One finds this process ongoing in different venues. In academia, for example, the rigid divisions between social science fields, and between the humanities and the social sciences, based on science’s earlier classification system, now seem outdated. Science’s division between men and women has collapsed, as traditional gender classifications now seem arbitrary. The division between parents and non-parents is also collapsing, with both groups now called “caregivers.” Spouses, non-spouses, friends with benefits, and hook-ups are all called “partners.” In my own field of medicine, doctors, nurses, and technicians are called “providers.” In business, both managers and secretaries are increasingly referred to as “administrators.” Even the distinctions between nations have become pointless to some. Where science once saw many things, now it sees only one.

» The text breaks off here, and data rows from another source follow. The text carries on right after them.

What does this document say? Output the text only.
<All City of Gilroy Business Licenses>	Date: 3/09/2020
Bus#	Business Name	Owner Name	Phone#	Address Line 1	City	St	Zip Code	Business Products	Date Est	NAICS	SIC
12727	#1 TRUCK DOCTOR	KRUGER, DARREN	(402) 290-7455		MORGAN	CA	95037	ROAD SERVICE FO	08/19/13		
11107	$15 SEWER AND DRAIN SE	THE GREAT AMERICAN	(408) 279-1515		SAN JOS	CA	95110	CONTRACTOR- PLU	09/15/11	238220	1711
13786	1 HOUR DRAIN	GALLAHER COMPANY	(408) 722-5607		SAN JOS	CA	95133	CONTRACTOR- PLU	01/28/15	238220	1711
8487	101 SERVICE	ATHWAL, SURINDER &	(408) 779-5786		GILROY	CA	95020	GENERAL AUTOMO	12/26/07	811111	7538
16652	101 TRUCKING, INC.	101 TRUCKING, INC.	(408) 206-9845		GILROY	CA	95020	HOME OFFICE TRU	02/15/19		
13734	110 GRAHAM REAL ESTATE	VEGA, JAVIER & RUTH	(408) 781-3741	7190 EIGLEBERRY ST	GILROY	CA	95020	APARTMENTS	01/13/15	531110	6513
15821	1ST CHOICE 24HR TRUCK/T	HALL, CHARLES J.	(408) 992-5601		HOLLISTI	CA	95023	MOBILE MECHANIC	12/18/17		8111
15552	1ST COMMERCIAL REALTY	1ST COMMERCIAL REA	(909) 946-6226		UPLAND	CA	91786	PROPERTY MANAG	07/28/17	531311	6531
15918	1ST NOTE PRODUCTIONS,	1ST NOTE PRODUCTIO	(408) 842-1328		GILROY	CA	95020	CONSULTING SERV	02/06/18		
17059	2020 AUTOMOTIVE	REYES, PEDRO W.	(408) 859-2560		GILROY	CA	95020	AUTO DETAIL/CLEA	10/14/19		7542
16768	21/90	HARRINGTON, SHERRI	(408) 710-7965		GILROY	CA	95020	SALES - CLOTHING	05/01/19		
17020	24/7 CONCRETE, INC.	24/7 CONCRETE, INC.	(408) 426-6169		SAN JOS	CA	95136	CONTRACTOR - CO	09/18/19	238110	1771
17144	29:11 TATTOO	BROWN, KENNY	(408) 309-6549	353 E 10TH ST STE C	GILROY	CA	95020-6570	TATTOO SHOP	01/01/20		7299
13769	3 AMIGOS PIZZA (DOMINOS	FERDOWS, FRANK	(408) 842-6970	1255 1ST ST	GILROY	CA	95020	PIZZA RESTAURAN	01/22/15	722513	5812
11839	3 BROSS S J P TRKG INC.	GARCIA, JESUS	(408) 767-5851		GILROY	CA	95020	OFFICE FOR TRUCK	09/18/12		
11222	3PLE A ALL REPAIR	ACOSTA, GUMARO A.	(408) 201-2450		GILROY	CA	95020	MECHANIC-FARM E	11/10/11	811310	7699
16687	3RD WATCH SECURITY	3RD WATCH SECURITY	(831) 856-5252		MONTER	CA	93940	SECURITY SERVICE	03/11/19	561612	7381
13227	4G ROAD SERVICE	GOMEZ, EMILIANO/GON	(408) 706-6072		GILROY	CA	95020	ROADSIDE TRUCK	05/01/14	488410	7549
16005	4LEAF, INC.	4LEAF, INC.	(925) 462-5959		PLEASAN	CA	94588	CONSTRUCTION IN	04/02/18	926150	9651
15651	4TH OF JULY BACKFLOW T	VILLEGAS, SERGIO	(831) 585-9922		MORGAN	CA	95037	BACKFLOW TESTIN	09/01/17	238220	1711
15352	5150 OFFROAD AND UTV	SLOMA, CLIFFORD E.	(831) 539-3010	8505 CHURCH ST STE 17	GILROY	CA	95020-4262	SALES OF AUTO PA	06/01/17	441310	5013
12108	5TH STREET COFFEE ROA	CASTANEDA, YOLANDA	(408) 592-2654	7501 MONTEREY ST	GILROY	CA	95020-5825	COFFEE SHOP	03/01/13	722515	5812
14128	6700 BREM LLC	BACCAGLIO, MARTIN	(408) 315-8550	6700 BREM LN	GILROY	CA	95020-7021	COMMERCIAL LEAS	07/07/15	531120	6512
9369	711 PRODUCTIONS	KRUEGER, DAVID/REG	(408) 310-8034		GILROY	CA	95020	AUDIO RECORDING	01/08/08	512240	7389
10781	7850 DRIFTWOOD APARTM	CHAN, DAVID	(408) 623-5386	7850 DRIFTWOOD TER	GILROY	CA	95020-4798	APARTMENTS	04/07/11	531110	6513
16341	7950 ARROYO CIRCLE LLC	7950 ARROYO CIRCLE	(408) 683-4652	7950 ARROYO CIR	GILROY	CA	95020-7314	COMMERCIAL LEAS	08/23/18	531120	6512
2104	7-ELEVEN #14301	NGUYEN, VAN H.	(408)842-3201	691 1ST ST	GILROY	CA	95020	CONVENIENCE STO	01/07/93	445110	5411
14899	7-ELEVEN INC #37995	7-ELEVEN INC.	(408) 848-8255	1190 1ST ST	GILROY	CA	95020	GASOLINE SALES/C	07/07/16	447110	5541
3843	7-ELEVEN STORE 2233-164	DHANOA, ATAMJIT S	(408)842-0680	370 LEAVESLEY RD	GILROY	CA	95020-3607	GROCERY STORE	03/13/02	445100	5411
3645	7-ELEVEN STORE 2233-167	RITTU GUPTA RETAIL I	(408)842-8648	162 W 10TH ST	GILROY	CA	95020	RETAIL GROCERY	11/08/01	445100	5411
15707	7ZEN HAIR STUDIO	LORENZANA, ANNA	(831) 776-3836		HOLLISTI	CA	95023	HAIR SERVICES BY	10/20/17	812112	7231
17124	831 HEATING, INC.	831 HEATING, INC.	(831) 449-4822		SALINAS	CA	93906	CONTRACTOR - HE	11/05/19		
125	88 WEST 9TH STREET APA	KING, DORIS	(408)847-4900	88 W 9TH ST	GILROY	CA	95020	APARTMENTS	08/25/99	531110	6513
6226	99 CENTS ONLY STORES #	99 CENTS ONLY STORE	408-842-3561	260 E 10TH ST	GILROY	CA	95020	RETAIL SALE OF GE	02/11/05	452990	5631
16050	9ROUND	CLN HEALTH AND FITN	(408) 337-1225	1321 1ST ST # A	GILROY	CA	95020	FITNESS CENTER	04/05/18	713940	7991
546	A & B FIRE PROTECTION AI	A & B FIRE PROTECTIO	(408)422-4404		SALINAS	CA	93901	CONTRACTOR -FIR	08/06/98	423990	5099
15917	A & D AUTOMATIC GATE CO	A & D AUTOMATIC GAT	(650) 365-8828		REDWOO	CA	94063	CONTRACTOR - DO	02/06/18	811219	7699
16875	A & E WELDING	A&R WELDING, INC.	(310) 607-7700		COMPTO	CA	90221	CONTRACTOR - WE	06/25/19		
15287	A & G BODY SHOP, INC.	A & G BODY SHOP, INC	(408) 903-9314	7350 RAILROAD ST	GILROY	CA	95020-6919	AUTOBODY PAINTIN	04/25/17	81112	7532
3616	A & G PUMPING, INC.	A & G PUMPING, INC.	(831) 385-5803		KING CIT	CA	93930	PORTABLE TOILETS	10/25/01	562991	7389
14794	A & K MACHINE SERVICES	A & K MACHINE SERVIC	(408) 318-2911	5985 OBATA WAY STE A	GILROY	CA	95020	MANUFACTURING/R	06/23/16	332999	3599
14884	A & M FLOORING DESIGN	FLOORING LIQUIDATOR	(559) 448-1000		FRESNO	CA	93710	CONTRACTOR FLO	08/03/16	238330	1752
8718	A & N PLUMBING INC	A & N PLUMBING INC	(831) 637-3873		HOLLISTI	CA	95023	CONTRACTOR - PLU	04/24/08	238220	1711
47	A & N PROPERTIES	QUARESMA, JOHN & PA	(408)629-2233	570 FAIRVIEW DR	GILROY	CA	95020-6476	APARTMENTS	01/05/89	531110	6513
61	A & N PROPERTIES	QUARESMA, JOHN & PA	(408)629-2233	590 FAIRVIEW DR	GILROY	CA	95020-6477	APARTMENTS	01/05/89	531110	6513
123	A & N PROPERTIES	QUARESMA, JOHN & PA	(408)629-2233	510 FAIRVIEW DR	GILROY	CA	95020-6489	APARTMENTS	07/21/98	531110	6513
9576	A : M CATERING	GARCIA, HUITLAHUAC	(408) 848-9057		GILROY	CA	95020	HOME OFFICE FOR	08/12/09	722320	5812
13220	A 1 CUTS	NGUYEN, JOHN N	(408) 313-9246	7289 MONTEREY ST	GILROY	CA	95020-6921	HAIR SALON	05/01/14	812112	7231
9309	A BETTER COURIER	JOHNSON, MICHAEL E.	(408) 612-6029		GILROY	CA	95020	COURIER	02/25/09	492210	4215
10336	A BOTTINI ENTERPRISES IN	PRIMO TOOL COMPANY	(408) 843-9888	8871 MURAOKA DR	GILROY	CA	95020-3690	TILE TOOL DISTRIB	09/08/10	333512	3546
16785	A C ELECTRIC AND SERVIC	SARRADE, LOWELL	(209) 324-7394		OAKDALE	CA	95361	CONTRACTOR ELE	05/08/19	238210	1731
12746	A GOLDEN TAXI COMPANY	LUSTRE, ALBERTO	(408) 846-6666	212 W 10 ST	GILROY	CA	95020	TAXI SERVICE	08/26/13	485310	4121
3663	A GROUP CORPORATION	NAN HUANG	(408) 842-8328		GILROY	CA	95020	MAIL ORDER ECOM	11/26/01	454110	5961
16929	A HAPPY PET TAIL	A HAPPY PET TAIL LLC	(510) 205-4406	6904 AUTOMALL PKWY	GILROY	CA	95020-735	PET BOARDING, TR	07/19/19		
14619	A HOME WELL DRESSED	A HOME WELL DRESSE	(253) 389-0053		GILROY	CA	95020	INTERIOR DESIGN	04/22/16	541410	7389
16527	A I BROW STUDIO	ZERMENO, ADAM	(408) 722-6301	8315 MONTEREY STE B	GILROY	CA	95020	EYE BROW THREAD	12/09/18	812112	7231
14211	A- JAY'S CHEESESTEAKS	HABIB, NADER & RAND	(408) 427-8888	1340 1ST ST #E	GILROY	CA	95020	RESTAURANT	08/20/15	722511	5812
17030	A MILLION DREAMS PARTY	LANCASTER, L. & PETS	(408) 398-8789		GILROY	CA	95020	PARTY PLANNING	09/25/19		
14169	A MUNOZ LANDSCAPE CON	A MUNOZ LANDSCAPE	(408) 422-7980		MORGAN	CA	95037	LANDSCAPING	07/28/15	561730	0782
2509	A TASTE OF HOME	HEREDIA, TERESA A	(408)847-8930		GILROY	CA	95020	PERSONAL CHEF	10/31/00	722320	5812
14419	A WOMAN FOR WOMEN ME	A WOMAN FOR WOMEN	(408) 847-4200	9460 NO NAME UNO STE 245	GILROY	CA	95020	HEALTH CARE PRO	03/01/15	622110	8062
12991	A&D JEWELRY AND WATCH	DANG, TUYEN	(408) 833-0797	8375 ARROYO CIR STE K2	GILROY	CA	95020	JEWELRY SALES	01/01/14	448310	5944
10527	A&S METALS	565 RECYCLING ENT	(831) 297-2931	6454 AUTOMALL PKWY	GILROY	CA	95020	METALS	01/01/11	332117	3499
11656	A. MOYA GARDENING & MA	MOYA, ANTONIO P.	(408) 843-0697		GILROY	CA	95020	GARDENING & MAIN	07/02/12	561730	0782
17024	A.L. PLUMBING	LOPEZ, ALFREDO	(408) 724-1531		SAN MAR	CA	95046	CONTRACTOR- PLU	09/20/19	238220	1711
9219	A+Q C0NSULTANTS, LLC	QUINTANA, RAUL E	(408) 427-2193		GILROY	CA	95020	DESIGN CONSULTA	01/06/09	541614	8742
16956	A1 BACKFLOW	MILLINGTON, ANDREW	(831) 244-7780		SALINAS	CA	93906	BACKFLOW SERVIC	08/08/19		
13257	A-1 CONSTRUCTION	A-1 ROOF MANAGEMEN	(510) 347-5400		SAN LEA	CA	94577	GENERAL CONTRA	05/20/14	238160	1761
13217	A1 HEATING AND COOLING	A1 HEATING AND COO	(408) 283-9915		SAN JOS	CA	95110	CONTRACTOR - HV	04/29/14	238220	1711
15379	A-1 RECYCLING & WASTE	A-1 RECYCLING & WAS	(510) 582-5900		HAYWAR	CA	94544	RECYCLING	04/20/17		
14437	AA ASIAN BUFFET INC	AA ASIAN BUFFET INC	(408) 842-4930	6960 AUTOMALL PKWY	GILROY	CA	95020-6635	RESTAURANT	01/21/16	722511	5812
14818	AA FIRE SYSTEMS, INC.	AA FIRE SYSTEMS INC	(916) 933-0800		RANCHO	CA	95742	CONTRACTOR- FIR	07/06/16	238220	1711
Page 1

Some might say the breakdown of these divisions is the result of mundane political correctness rather than the scientific way of thinking. But political correctness and the scientific way of thinking go hand in hand. Certainly they do in accusations of racism run amok. They also do in the obsession with being “inclusive” and effacing all distinctions so that no one feels “marginalized.” Almost all distinctions constitute an emotional threat to someone, political correctness argues; hence it is best to eliminate all distinctions, or at least water them down by making them seem like variations within a single type. Thus, rather than say “dull” and “smart,” people now say “mentally challenged” and “mentally advantaged.” That many of the new universal categories, such as “provider,” “caregiver,” “administrator,” and “gender neutral,” have a sanitized, emotionless, scientific air about them should not surprise.
The politics of the future will pit traditionalists, both liberal and conservative who for whatever emotional reasons, want to preserve what divisions are left, against the scientific way of thinking, which will continue to seek its purely intellectual representation of the universe while destroying all divisions in the eternal rhythm of the onward and upward.